En outre, il convient de relever que la demanderesse n’a pas sollicité de travaux auprès de son bailleur par courrier recommandé ou du service technique de l’habitat de la Ville de [Localité 4] avant la présente procédure.
Par conséquent, la demande de travaux sera rejetée.
La demande de réduction du loyer en découlant sera également rejetée, pour les mêmes motifs.

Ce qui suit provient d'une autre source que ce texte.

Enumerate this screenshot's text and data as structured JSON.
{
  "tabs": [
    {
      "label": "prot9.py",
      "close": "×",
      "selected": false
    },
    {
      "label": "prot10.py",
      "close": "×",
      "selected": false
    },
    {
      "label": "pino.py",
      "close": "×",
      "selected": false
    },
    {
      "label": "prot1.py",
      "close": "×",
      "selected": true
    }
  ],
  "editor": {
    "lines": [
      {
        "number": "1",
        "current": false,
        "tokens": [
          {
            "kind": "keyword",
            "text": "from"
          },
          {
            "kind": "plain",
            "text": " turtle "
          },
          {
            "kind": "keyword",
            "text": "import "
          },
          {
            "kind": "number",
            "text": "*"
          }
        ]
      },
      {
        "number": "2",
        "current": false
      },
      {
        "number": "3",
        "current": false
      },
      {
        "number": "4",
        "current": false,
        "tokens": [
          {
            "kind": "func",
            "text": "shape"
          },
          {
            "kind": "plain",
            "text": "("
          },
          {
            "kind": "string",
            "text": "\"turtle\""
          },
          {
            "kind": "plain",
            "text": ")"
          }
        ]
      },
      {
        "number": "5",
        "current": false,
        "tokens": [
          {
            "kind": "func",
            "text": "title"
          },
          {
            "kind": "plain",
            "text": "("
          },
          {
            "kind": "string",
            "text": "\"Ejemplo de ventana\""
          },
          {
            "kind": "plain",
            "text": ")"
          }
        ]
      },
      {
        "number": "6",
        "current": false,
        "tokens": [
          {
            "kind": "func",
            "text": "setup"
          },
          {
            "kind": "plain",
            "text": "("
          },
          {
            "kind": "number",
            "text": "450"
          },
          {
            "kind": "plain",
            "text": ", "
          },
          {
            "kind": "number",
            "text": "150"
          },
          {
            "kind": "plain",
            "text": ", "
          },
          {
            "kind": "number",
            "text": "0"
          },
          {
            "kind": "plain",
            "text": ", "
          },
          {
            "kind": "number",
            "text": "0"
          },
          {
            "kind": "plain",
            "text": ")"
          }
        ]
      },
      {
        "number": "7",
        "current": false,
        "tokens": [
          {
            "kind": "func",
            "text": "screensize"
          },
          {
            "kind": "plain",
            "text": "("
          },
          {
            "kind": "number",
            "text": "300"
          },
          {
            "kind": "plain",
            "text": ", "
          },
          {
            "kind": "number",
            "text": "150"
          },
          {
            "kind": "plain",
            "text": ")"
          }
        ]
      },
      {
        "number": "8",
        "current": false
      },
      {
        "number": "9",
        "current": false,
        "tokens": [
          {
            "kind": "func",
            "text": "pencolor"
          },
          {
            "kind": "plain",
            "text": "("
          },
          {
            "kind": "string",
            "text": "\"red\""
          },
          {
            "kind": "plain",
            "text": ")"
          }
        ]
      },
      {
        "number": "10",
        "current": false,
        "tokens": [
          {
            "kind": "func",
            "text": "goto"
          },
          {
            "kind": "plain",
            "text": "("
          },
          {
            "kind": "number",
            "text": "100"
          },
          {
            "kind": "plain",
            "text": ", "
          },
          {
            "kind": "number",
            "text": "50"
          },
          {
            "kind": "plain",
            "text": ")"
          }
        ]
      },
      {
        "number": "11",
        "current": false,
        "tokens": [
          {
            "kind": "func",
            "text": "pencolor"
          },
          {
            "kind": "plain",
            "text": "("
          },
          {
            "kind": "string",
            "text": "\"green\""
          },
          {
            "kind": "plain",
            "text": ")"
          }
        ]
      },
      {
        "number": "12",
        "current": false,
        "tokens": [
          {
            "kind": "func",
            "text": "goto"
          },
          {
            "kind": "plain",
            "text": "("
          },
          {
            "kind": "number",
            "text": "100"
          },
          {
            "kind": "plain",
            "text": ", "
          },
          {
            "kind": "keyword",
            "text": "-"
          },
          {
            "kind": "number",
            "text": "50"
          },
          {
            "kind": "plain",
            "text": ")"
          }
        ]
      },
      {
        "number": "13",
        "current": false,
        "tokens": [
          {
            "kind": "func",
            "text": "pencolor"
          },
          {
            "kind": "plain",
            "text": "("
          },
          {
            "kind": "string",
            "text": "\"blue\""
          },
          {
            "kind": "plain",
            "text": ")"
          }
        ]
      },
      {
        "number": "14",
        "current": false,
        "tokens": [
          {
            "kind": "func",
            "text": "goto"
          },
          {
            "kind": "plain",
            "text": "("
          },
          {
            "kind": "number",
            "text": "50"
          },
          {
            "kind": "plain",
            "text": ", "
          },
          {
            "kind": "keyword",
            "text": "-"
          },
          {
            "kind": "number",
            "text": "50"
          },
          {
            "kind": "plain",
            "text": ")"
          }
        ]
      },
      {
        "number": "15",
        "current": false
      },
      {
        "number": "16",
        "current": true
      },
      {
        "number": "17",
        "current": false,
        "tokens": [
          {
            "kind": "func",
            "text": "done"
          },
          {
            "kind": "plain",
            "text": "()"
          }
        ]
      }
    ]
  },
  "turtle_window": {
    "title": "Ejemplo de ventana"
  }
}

Sur les demandes accessoires
La partie défenderesse, qui succombe, supportera les dépens, en application de l’article 696 du code de procédure civile.
CDC HABITAT sera condamnée à payer au conseil de [L] [Z] [E] la somme de 800 euros au titre de l’article 700 du code de procédure civile.
La présente décision est exécutoire à titre provisoire, conformément à l’article 514 du code de procédure civile.
PAR CES MOTIFS
Le tribunal statuant publiquement, après débats en audience publique, par jugement mis à disposition au greffe contradictoire et en premier ressort,
CONDAMNE CDC HABITAT à payer à [L] [Z] [E] la somme de 1000 en réparation du préjudice matériel ;
CONDAMNE CDC HABITAT à payer à [L] [Z] [E] la somme de 2500 euros en réparation du préjudice moral ;
DEBOUTE [L] [Z] [E] ses demandes au titre des travaux et de la réduction du loyer ;
CONDAMNE CDC HABITAT à payer à Maître Marine GORRE-DUTEIL, bénéficiaire de l’aide juridictionnelle, la somme de 800 euros au titre de l’article 700 du code de procédure civile ;
CONDAMNE CDC HABITAT aux dépens ;
REJETTE le surplus des demandes ;
RAPPELLE que le présent jugement est exécutoire de plein droit à titre provisoire ;
Ainsi jugé par mise à disposition au greffe, et signé par la juge et la greffière susnommées.